Ausnahmevorschriften wie die Vorschrift des § 6 Abs. 5 StrWG sind grundsätzlich nicht analogiefähig, weil es an der Planwidrigkeit der Regelungslücke fehlt. Der Gesetzgeber sah das Erfordernis von Ausnahmen von der Grundregelung – eine Widmung durch Verfügung gem. § 6 Abs. 1 und 2 StrWG - und hat diese in der Vorschrift § 6 Abs. 5 StrWG in nicht exemplarischer Art und Weise abschließend geregelt. Die Möglichkeit einer Widmungsfiktion qua Erwerb von Grundstücken, die an gewidmeten öffentlichen Straßen anliegen, wurde gerade nicht geregelt, obwohl diese Variante nicht fernliegend ist und dem Gesetzgeber bekannt gewesen sein dürfte. Gründe, dennoch ausnahmsweise eine Analogiefähigkeit der Vorschrift anzunehmen, sind nicht ersichtlich.

Die Flurstücke sind auch nicht qua § 2 Abs. 2 Nr. 1 StrWG Teil der öffentlichen Straße. Aus § 2 Abs. 1 StrWG und der ratio des Gesetzes ergibt sich, dass nur solche Gehwege gemäß 2 Abs. 2 Nr. 1 StrWG Teil der öffentlichen Straße sind, die bereits zum Zeitpunkt der Widmung der Straße vorhanden und im Eigentum der Stadt gewesen waren. Liegen diese Voraussetzungen nicht vor, so ist § 6 Abs. 5 StrWG die speziellere Norm, die über§ 2 Abs. 2 Nr. 1 StrWG nicht umgangen werden darf.

Ein dingliches Wegerecht besteht auch über die Flurstücke ... und ... nicht. Die Antragstellerin hat jedoch in Form von Notwegerechten gemäß § 917 Abs. 1 Satz 2 BGB einen rechtlich zulässigen und dauerhaften Zugang über Anliegergrundstücke zur Uferstraße.

Es besteht keine Verbindung des Grundstückes der Antragstellerin zu einem öffentlichen Weg, eine solche ist zur ordnungsgemäßen Benutzung des Grundstückes, auf dem sich ein Betrieb befindet, erforderlich und die Benutzung des Verbindungsgrundstückes ist ferner notwendig.
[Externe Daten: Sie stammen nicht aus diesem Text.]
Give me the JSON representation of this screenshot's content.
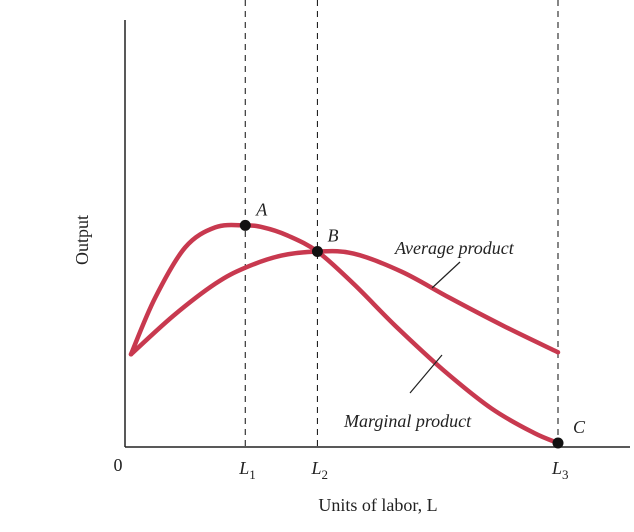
{
  "chart_data": {
    "type": "line",
    "xlabel": "Units of labor, L",
    "ylabel": "Output",
    "origin_label": "0",
    "x_ticks": [
      {
        "name": "L",
        "sub": "1",
        "x": 2
      },
      {
        "name": "L",
        "sub": "2",
        "x": 3.2
      },
      {
        "name": "L",
        "sub": "3",
        "x": 7.2
      }
    ],
    "xlim": [
      0,
      8.4
    ],
    "ylim": [
      0,
      10
    ],
    "series": [
      {
        "name": "Marginal product",
        "color": "#c8394f",
        "x": [
          0.1,
          0.5,
          1.0,
          1.5,
          2.0,
          2.3,
          2.7,
          3.2,
          3.8,
          4.5,
          5.3,
          6.1,
          6.8,
          7.2
        ],
        "y": [
          2.3,
          3.7,
          4.95,
          5.45,
          5.5,
          5.45,
          5.25,
          4.85,
          4.05,
          3.0,
          1.9,
          0.95,
          0.35,
          0.1
        ]
      },
      {
        "name": "Average product",
        "color": "#c8394f",
        "x": [
          0.1,
          0.8,
          1.5,
          2.0,
          2.6,
          3.2,
          3.8,
          4.6,
          5.4,
          6.3,
          7.2
        ],
        "y": [
          2.3,
          3.25,
          4.05,
          4.45,
          4.75,
          4.85,
          4.8,
          4.35,
          3.7,
          3.0,
          2.35
        ]
      }
    ],
    "points": [
      {
        "label": "A",
        "x": 2,
        "y": 5.5
      },
      {
        "label": "B",
        "x": 3.2,
        "y": 4.85
      },
      {
        "label": "C",
        "x": 7.2,
        "y": 0.1
      }
    ],
    "annotations": [
      "Average product",
      "Marginal product"
    ],
    "grid": false
  }
}
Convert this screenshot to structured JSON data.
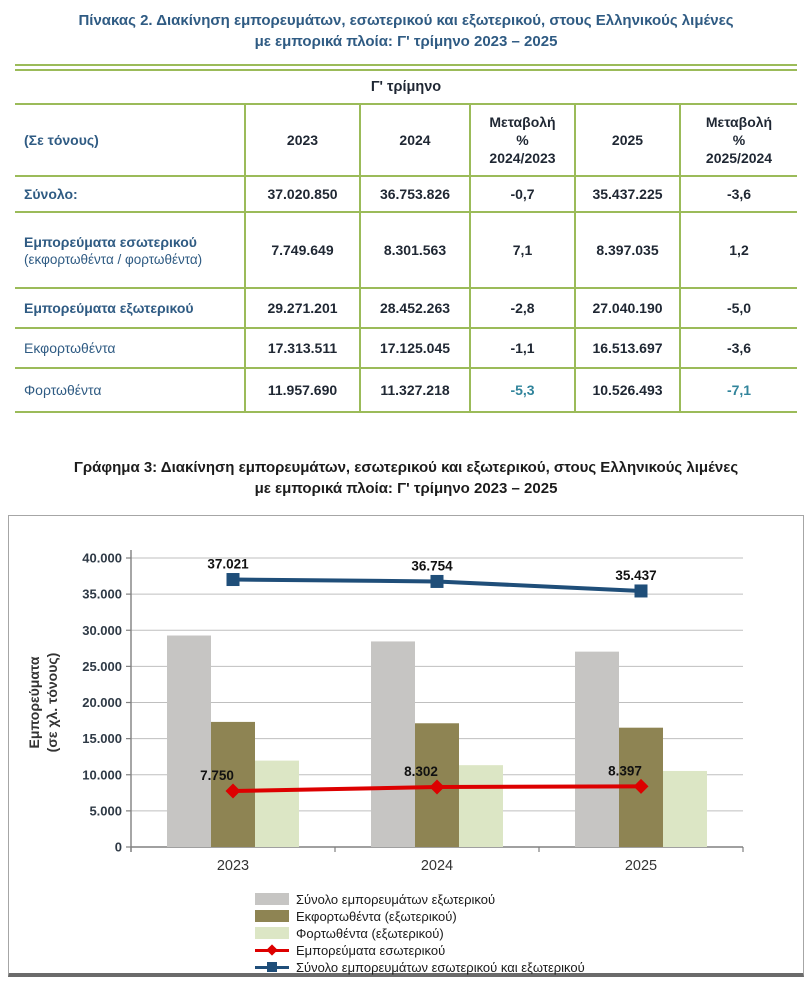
{
  "colors": {
    "table-border": "#9BBB59",
    "title-blue": "#2F5B83",
    "text-dark": "#1F2733",
    "accent-teal": "#31849B",
    "chart-border": "#A6A6A6",
    "chart-border-bottom": "#6B6B6B",
    "gridline": "#BFBFBF",
    "axis": "#808080"
  },
  "table": {
    "title_line1": "Πίνακας 2. Διακίνηση εμπορευμάτων, εσωτερικού και εξωτερικού, στους Ελληνικούς λιμένες",
    "title_line2": "με εμπορικά πλοία: Γ' τρίμηνο 2023 – 2025",
    "quarter_header": "Γ' τρίμηνο",
    "columns": [
      "(Σε τόνους)",
      "2023",
      "2024",
      "Μεταβολή\n%\n2024/2023",
      "2025",
      "Μεταβολή\n%\n2025/2024"
    ],
    "rows": [
      {
        "label": "Σύνολο:",
        "sub": "",
        "values": [
          "37.020.850",
          "36.753.826",
          "-0,7",
          "35.437.225",
          "-3,6"
        ]
      },
      {
        "label": "Εμπορεύματα εσωτερικού",
        "sub": "(εκφορτωθέντα / φορτωθέντα)",
        "values": [
          "7.749.649",
          "8.301.563",
          "7,1",
          "8.397.035",
          "1,2"
        ]
      },
      {
        "label": "Εμπορεύματα εξωτερικού",
        "sub": "",
        "values": [
          "29.271.201",
          "28.452.263",
          "-2,8",
          "27.040.190",
          "-5,0"
        ]
      },
      {
        "label": "Εκφορτωθέντα",
        "sub": "",
        "values": [
          "17.313.511",
          "17.125.045",
          "-1,1",
          "16.513.697",
          "-3,6"
        ]
      },
      {
        "label": "Φορτωθέντα",
        "sub": "",
        "values": [
          "11.957.690",
          "11.327.218",
          "-5,3",
          "10.526.493",
          "-7,1"
        ]
      }
    ]
  },
  "chart_data": {
    "type": "combo",
    "title_line1": "Γράφημα 3: Διακίνηση εμπορευμάτων, εσωτερικού και εξωτερικού, στους Ελληνικούς λιμένες",
    "title_line2": "με εμπορικά πλοία: Γ' τρίμηνο 2023 – 2025",
    "ylabel_line1": "Εμπορεύματα",
    "ylabel_line2": "(σε χλ. τόνους)",
    "categories": [
      "2023",
      "2024",
      "2025"
    ],
    "ylim": [
      0,
      40000
    ],
    "y_ticks": [
      "40.000",
      "35.000",
      "30.000",
      "25.000",
      "20.000",
      "15.000",
      "10.000",
      "5.000",
      "0"
    ],
    "grid": true,
    "legend_position": "bottom",
    "series": [
      {
        "name": "Σύνολο εμπορευμάτων εξωτερικού",
        "type": "bar",
        "color": "#C6C5C3",
        "values": [
          29271,
          28452,
          27040
        ]
      },
      {
        "name": "Εκφορτωθέντα (εξωτερικού)",
        "type": "bar",
        "color": "#8E8453",
        "values": [
          17314,
          17125,
          16514
        ]
      },
      {
        "name": "Φορτωθέντα (εξωτερικού)",
        "type": "bar",
        "color": "#DCE6C5",
        "values": [
          11958,
          11327,
          10526
        ]
      },
      {
        "name": "Εμπορεύματα εσωτερικού",
        "type": "line",
        "marker": "diamond",
        "color": "#DD0000",
        "values": [
          7750,
          8302,
          8397
        ],
        "labels": [
          "7.750",
          "8.302",
          "8.397"
        ]
      },
      {
        "name": "Σύνολο εμπορευμάτων εσωτερικού και εξωτερικού",
        "type": "line",
        "marker": "square",
        "color": "#1F4E79",
        "values": [
          37021,
          36754,
          35437
        ],
        "labels": [
          "37.021",
          "36.754",
          "35.437"
        ]
      }
    ]
  }
}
Ob auch das für das Bestehen eines Notwegerechts konstitutive Duldungsverlangen – ggf. konkludent durch jahrelange einvernehmliche Nutzung – vorliegt, kann mit Blick auf die Beitragspflicht der Antragstellerin offen bleiben, da in dem Falle, dass ein Duldungsverlangen nicht vorliegt, dieses Hindernis zur Begründung eines Notwegerechtes allein von der Antragstellerin abhängig ist und dieses Hindernis somit beitragsrechtlich ohne Bedeutung ist (vgl. OVG Schleswig, Urteil vom 08.07.2015 - 4 LB 15/14 -).

Hinsichtlich der Ausübung des Notwegerechtes ergeben sich aufgrund der örtlichen Gegebenheiten drei mögliche Konstellationen. Die erste Variante führt vom westlichen Ende des Grundstückes der Antragstellerin – von der Einfahrt zum nördlich gelegenen Betriebsparkplatz – über das Flurstück ... zur Uferstraße. Die zweite Variante führt vom süd-östlichen Ende des Grundstückes der Antragstellerin – von der Einfahrt zum süd-östlichen Betriebsparkplatz – über das Flurstück ... zur Uferstraße (bei einem engen Wendekreis eventuell auch zur Mecklenburger Straße). Die dritte Variante führt vom östlichen Ende des Grundstückes der Antragstellerin durch ein Torhaus über die Flurstücke ... und ... zur Mecklenburger Straße.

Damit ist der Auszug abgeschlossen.